Attackers with local administrator access were able to circumvent authentication procedures and obtain unauthorized access to any machine within the same Azure tenant due to a critical vulnerability in Microsoft Azure AD Single Sign-On implementation for Windows Admin Center (WAC) This article explores sso authentication wac. . Windows Admin Center All Azure virtual machines and Arc-connected systems running unpatched WAC Azure Extension versions below 0.70.00 are vulnerable to the flaw, which is tracked as CVE-2026-20965.

Taking Advantage of Inadequate Token Validation The weakness results from Windows Admin Center's improper validation of two access tokens used for Azure SSO authentication. A WAC is necessary for SSO to function. Verify user permissions using the Access token and a Proof-of-Possession (PoP) token that is cryptographically linked to keys generated by the browser. Nevertheless, the system does not verify that the two tokens are associated with the same user.

Attackers were able to combine a stolen WAC because of this oversight. A privileged administrator can impersonate the victim without using legitimate Azure credentials by using their own forged PoP token to verify the Access token. By exposing the WAC API port (6516) to all source IPs, the Just-in-Time access configuration allowed direct access without the need for gateway DNS knowledge.

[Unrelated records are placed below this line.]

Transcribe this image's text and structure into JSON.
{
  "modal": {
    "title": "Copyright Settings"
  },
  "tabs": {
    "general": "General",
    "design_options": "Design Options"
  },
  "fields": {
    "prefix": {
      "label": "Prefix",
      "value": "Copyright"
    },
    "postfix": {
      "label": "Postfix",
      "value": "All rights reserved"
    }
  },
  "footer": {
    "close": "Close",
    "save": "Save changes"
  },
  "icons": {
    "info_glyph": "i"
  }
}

Attackers needed to have local administrator rights on an Azure virtual machine (VM) or Arc-connected computer with WAC installed in order to successfully exploit it. They then needed to wait for a privileged user to establish a connection via Windows Admin Center from the Azure Portal. Attackers could escalate privileges, carry out remote commands with administrative rights, and move laterally across all WAC-enabled machines that were accessible to the compromised identity once they had obtained the victim's token.

stolen WAC and falsified PoP According to Cymulate, this method enabled attackers to cross logical cloud boundaries, switching from isolated virtual machines to entire resource groups and subscriptions. Because the forged requests came from nonexistent users in the victim tenant, traceability was severely hampered and detection efforts were made more difficult. The vulnerability was fixed by Microsoft in Windows Admin Center Azure Extension version 0.70.00, which was made available on January 14, 2026.

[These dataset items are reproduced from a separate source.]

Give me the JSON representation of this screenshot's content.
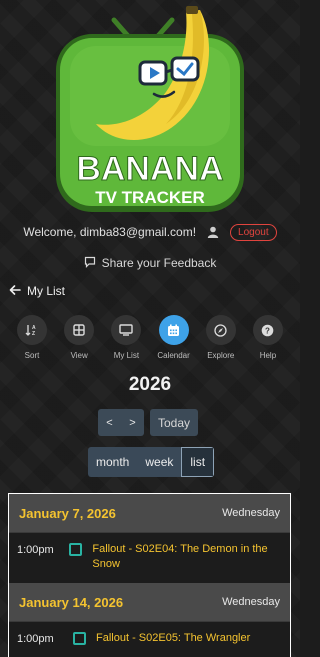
{
  "logo": {
    "line1": "BANANA",
    "line2": "TV TRACKER"
  },
  "account": {
    "welcome": "Welcome, dimba83@gmail.com!",
    "logout_label": "Logout"
  },
  "feedback": {
    "label": "Share your Feedback"
  },
  "breadcrumb": {
    "label": "My List"
  },
  "toolbar": {
    "items": [
      {
        "label": "Sort",
        "icon": "sort-icon"
      },
      {
        "label": "View",
        "icon": "grid-icon"
      },
      {
        "label": "My List",
        "icon": "tv-icon"
      },
      {
        "label": "Calendar",
        "icon": "calendar-icon"
      },
      {
        "label": "Explore",
        "icon": "compass-icon"
      },
      {
        "label": "Help",
        "icon": "help-icon"
      }
    ],
    "active": "Calendar"
  },
  "calendar": {
    "year": "2026",
    "prev_label": "<",
    "next_label": ">",
    "today_label": "Today",
    "views": [
      "month",
      "week",
      "list"
    ],
    "selected_view": "list",
    "days": [
      {
        "date": "January 7, 2026",
        "weekday": "Wednesday",
        "events": [
          {
            "time": "1:00pm",
            "title": "Fallout - S02E04: The Demon in the Snow"
          }
        ]
      },
      {
        "date": "January 14, 2026",
        "weekday": "Wednesday",
        "events": [
          {
            "time": "1:00pm",
            "title": "Fallout - S02E05: The Wrangler"
          }
        ]
      }
    ]
  },
  "colors": {
    "accent_yellow": "#f4c330",
    "active_blue": "#3ea2e8",
    "logout_red": "#e0443e",
    "tv_green": "#5fb83a",
    "event_teal": "#29b3a3"
  }
}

Security teams should update impacted systems right away and keep an eye out for the creation of suspicious virtual accounts using the UPN format WAC_[identity]@[tenant].onmicrosoft.com, especially from tenant domains that are unknown or external. In order to help teams efficiently prioritize remediation, Cymulate introduced an automated exposure validation scenario that runs subscription-wide scans to find vulnerable machines.